Why the focus on authenticity?

Our total focus in this class is to help each of you end the course with a Web portfolio that is written for an authentic audience and that shows in a rich, thoughtful way the work you have done in your master’s program. An authentic audience is your ideal audience: the people who you want to see your portfolio, be it students’ parents, colleagues, future employers, etc. We do ask you to meet certain criteria but don’t by any means have a prescriptive formula in mind for what your portfolio should look like—you should use your authentic audience to guide those decisions.

You should think of your audience as consisting of more than just us: In fact, our primary role in this class is to offer feedback that helps you look good in the eyes of your peers, your students, your (potential) employers, and your significant others. So please be thinking of this as your portfolio, not ours. Also, think of your portfolio as something to be shared with others in the future, not something to be left in some dusty corner of the Internet when this course is over.

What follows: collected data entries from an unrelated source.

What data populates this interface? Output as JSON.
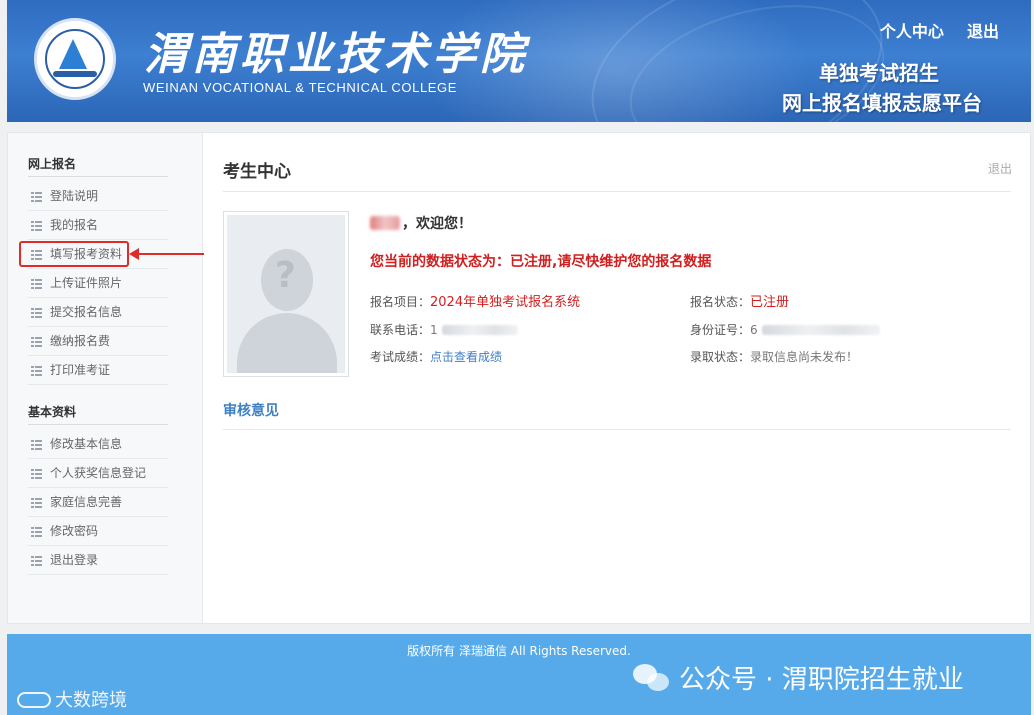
{
  "header": {
    "college_cn": "渭南职业技术学院",
    "college_en": "WEINAN VOCATIONAL & TECHNICAL COLLEGE",
    "links": [
      "个人中心",
      "退出"
    ],
    "system_title_line1": "单独考试招生",
    "system_title_line2": "网上报名填报志愿平台"
  },
  "sidebar": {
    "group1_title": "网上报名",
    "group1_items": [
      "登陆说明",
      "我的报名",
      "填写报考资料",
      "上传证件照片",
      "提交报名信息",
      "缴纳报名费",
      "打印准考证"
    ],
    "group2_title": "基本资料",
    "group2_items": [
      "修改基本信息",
      "个人获奖信息登记",
      "家庭信息完善",
      "修改密码",
      "退出登录"
    ],
    "highlighted_item": "填写报考资料"
  },
  "content": {
    "page_title": "考生中心",
    "logout_label": "退出",
    "welcome_suffix": "，欢迎您！",
    "status_message": "您当前的数据状态为：已注册,请尽快维护您的报名数据",
    "info": {
      "project_label": "报名项目：",
      "project_value": "2024年单独考试报名系统",
      "reg_status_label": "报名状态：",
      "reg_status_value": "已注册",
      "phone_label": "联系电话：",
      "phone_value": "1",
      "id_label": "身份证号：",
      "id_value": "6",
      "score_label": "考试成绩：",
      "score_value": "点击查看成绩",
      "admission_label": "录取状态：",
      "admission_value": "录取信息尚未发布！"
    },
    "review_title": "审核意见"
  },
  "footer": {
    "copyright": "版权所有 泽瑞通信 All Rights Reserved.",
    "wechat_text": "公众号 · 渭职院招生就业",
    "watermark_text": "大数跨境"
  },
  "colors": {
    "header_blue": "#3d7fd1",
    "footer_blue": "#56aae9",
    "status_red": "#d01f1f",
    "link_blue": "#3f7fc4"
  }
}
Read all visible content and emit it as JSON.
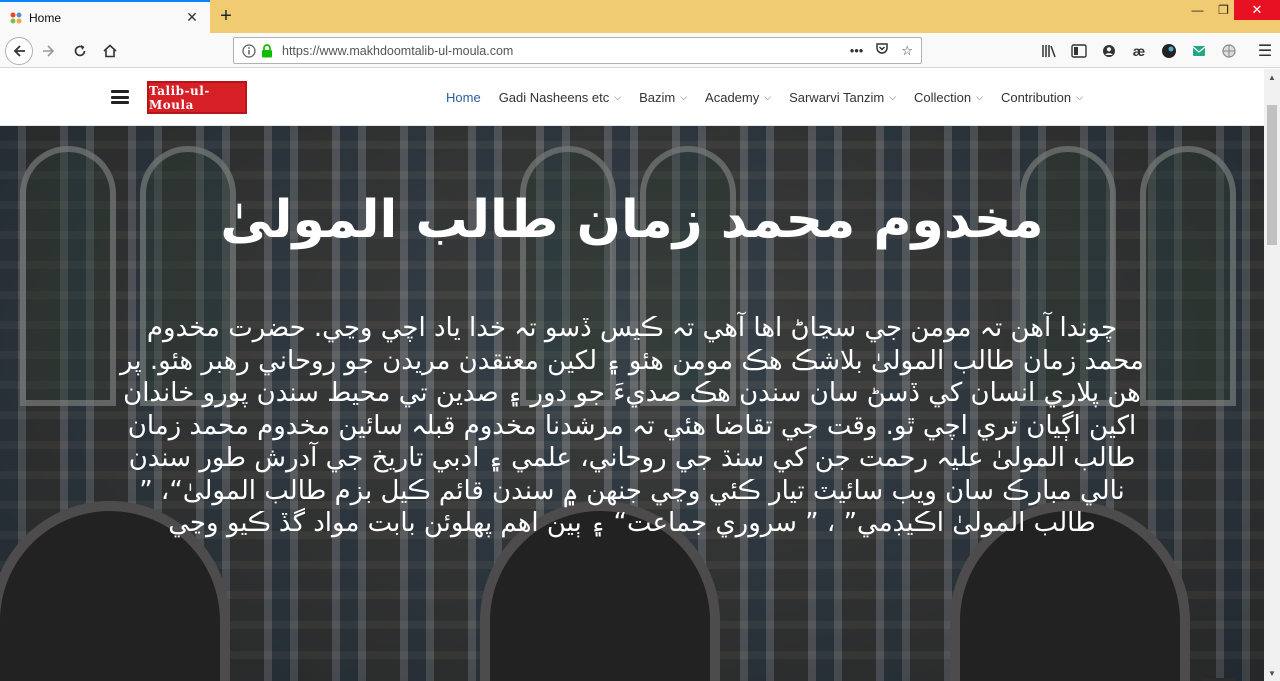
{
  "browser": {
    "tab_title": "Home",
    "url": "https://www.makhdoomtalib-ul-moula.com"
  },
  "site": {
    "logo_text": "Talib-ul-Moula",
    "menu": [
      {
        "label": "Home",
        "active": true
      },
      {
        "label": "Gadi Nasheens etc",
        "dropdown": true
      },
      {
        "label": "Bazim",
        "dropdown": true
      },
      {
        "label": "Academy",
        "dropdown": true
      },
      {
        "label": "Sarwarvi Tanzim",
        "dropdown": true
      },
      {
        "label": "Collection",
        "dropdown": true
      },
      {
        "label": "Contribution",
        "dropdown": true
      }
    ]
  },
  "hero": {
    "headline": "مخدوم محمد زمان طالب المولىٰ",
    "paragraph": "چوندا آهن تہ مومن جي سڃاڻ اها آهي تہ ڪيس ڏسو تہ خدا ياد اچي وڃي. حضرت مخدوم محمد زمان طالب المولىٰ بلاشڪ هڪ مومن هئو ۽ لکين معتقدن مريدن جو روحاني رهبر هئو. پر هن پلاري انسان کي ڏسڻ سان سندن هڪ صديءَ جو دور ۽ صدين تي محيط سندن پورو خاندان اکين اڳيان تري اچي ٿو. وقت جي تقاضا هئي تہ مرشدنا مخدوم قبلہ سائين مخدوم محمد زمان طالب المولىٰ عليہ رحمت جن کي سنڌ جي روحاني، علمي ۽ ادبي تاريخ جي آدرش طور سندن نالي مبارڪ سان ويب سائيٽ تيار ڪئي وڃي جنهن ۾ سندن قائم ڪيل بزم طالب المولىٰ“، ” طالب المولىٰ اڪيڊمي” ، ” سروري جماعت“ ۽ ٻين اهم پهلوئن بابت مواد گڏ ڪيو وڃي"
  },
  "colors": {
    "tabstrip": "#f0cb72",
    "logo_bg": "#d62026",
    "menu_active": "#2a5f9e"
  }
}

Because we are focused on you and your audience, we encourage you to be creative and diverse in the portfolios you create. This makes our job harder (and our expectations perhaps a bit ambiguous at times), but we really do want you to finish the Capstone Portfolio Course with a portfolio you are proud of, a deeper understanding of the power of the portfolio concept, an expanded set of Web publishing skills, and some deep reflections about the power of Web publishing in the lives of those you teach. That is not to say, however, that there are not some common requirements and guidelines that structure the great diversity, creativity, and originality that will span the range of portfolios created in this course. We’ll say more about that as we go along.